In [4]:
import os
from enum import Enum
from math import floor
from dotenv import load_dotenv

import numpy as np
from tqdm.notebook import tqdm

import openai
from openai.embeddings_utils import get_embedding as get_embedding_openai, cosine_similarity

from selenium import webdriver
from selenium.webdriver.chrome.service import Service
from selenium.webdriver.common.by import By
from selenium.webdriver.chrome.options import Options

from webdriver_manager.chrome import ChromeDriverManager

from bs4 import BeautifulSoup as bs, NavigableString, Comment

In [5]:
load_dotenv()
openai.api_key = os.getenv("OPENAI_API_KEY")

In [6]:
# Global Variables
TEXT_EMBEDDING_METHOD = 'ADA' # ['ADA', 'WORD2VEC', 'SPACY']
GRAPH_EMBEDDING_METHOD = 'NODE2VEC' # ['NODE2VEC', 'GCN']

In [7]:
chrome_options = Options()
# chrome_options.add_argument("--headless")
# chrome_options.add_argument("--window-size=3072x1920");

driver = webdriver.Chrome(service=Service(ChromeDriverManager().install()), options=chrome_options)

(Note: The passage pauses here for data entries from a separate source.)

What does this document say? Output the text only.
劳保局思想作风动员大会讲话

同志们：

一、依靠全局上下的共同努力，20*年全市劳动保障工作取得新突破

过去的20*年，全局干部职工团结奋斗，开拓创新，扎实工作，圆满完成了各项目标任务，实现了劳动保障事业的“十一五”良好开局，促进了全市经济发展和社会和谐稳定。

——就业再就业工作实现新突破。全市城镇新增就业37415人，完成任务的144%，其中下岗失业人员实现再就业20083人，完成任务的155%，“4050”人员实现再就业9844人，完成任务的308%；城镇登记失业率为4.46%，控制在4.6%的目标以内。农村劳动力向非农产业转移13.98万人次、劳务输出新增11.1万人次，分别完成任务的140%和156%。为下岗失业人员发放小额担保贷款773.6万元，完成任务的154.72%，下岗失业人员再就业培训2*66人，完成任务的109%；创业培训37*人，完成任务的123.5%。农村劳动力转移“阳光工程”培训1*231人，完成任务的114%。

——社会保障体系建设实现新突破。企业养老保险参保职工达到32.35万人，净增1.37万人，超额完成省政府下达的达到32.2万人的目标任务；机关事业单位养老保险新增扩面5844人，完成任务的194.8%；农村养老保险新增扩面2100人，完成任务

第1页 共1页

[WDM] - Downloading: 100%|█████████████████████████████████████████████████████████████████████████████████████████████████████| 8.29M/8.29M [00:00<00:00, 9.53MB/s]


In [8]:
driver.get('https://ant.design/components/form')

In [9]:
def get_xpath(element):
    xpath_script = """
    function getPathTo(element) {
        // if (element.id !== '')
        //     return 'id(\"'+element.id+'\")';
        if (element === document.body)
            return element.tagName;
        var ix= 0;
        var siblings= element.parentNode.childNodes;
        for (var i= 0; i<siblings.length; i++) {
            var sibling= siblings[i];
            if (sibling===element)
                return getPathTo(element.parentNode) + '/' + element.tagName + '[' + (ix + 1) + ']';
            if (sibling.nodeType===1 && sibling.tagName===element.tagName)
                ix++;
        }
    }
    const path = getPathTo(arguments[0]);
    if (path.startsWith('id(')) {
        return path;
    }
    return '//' + path;
    """
    return driver.execute_script(xpath_script, element)


def get_visual_spans(element):
    # Get the location and size of the root element
    location = element.location
    size = element.size

    # Calculate the boundaries of the root element
    x_span = (location['x'], location['x'] + size['width'])
    y_span = (location['y'], location['y'] + size['height'])
    
    return x_span, y_span


def set_attribute(element, key, value):
    driver.execute_script("arguments[0].setAttribute(arguments[1], arguments[2])", element, key, value)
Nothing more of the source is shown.